AVANT GUARD takes that one step further. ADVANTAGE looked at patients with persistent atrial fibrillation who've been given a trial of an anti-arrhythmic drug that failed. No one has previously done a large, randomized trial looking at any ablation modality in persistent atrial fibrillation patients as a first-line therapy.
So what we're doing in AVANT GUARD is we’re looking at patients with their new diagnosis of persistent atrial fibrillation, who haven't even been given a drug therapy yet, and randomizing them to drug therapy versus immediately proceeding to ablation.
CH: Would you characterize that as a huge bet on the technology?
KS: Absolutely. As I said, we disclosed that we paused the trial because we want to understand some unexplained observations that we saw in the trial. We fully intend to resume the trial in the near future and to see it out to its completion.
I think, for a lot of folks, the frustrating thing about that is we can't go into a lot of details about what we saw in the trial because we need to preserve blinding and make sure we can get the trial done successfully.
The other thing I can say is that we have absolute confidence in the overall performance of Farapulse—based on the clinical trials to date, published data approaching 20,000 patients and commercial experience in 125,000-plus. We are looking forward to getting that trial back on track.
CH: So what is the company doing during this pause? Do you plan on making any changes to the study or its protocol?
KS: So the absolutely transparent answer is we want to make sure we have as complete an understanding of these observations as we can, and then based on that understanding, we'll know if we need to make any changes to any aspects of the trial conduct.
CH: So AVANT GUARD was kicked off in late 2023, and the company said at the time it was looking to enroll at least 500 patients. Have you been seeing any challenges in convincing participants to undergo a device procedure first, before taking any medications?
KS: No, enrollment was going very well. And I think that maybe some of the complexity around the trial was that we were enrolling at a very, very rapid pace—which is part of why we're saying let's just slow things down for a bit. We have the freedom to take a pause like this.

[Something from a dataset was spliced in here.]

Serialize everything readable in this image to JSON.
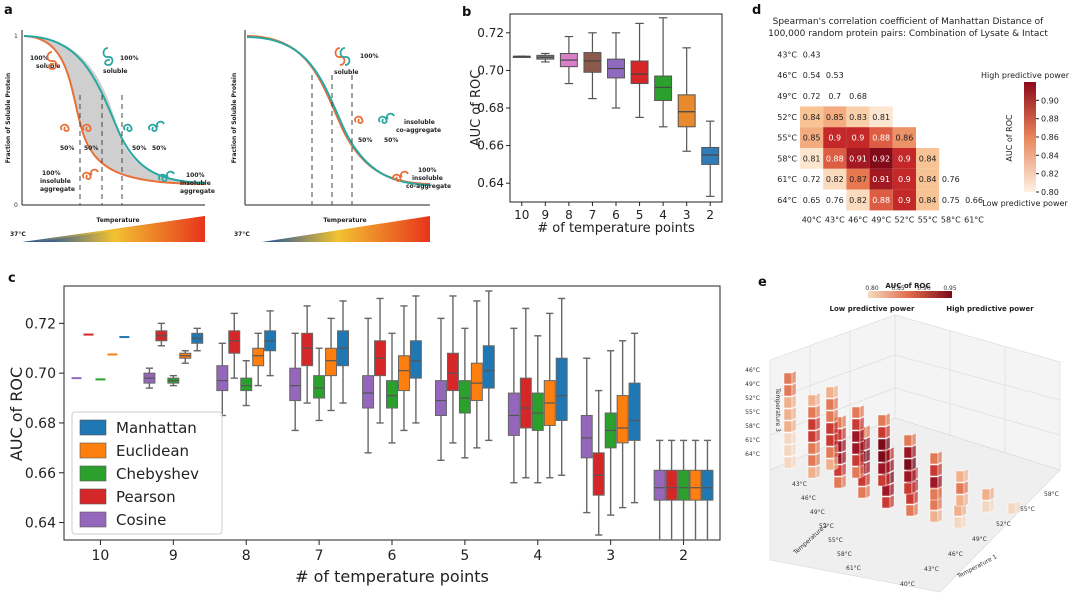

CH: I think that's interesting because it sounds like it would be a very heavy lift to convince someone, or even convince their doctor to recommend an invasive procedure with anesthesia before taking oral medications.
KS: It's very patient dependent. It’s certainly why you do it within the context of a clinical trial. If we knew which one was going to win, obviously we wouldn't do the trial.
What gives us some of the confidence, where we say this is worth studying, is that it has been studied for paroxysmal atrial fibrillation and the data really did support moving to early ablation.
Again, if we knew what the answer is going to be, we wouldn't be doing the trial, but based on that predicate data, and based on our confidence in the safety and efficacy of Farapulse in the populations where it has already been studied, we’ve said this is one that's worth investigating.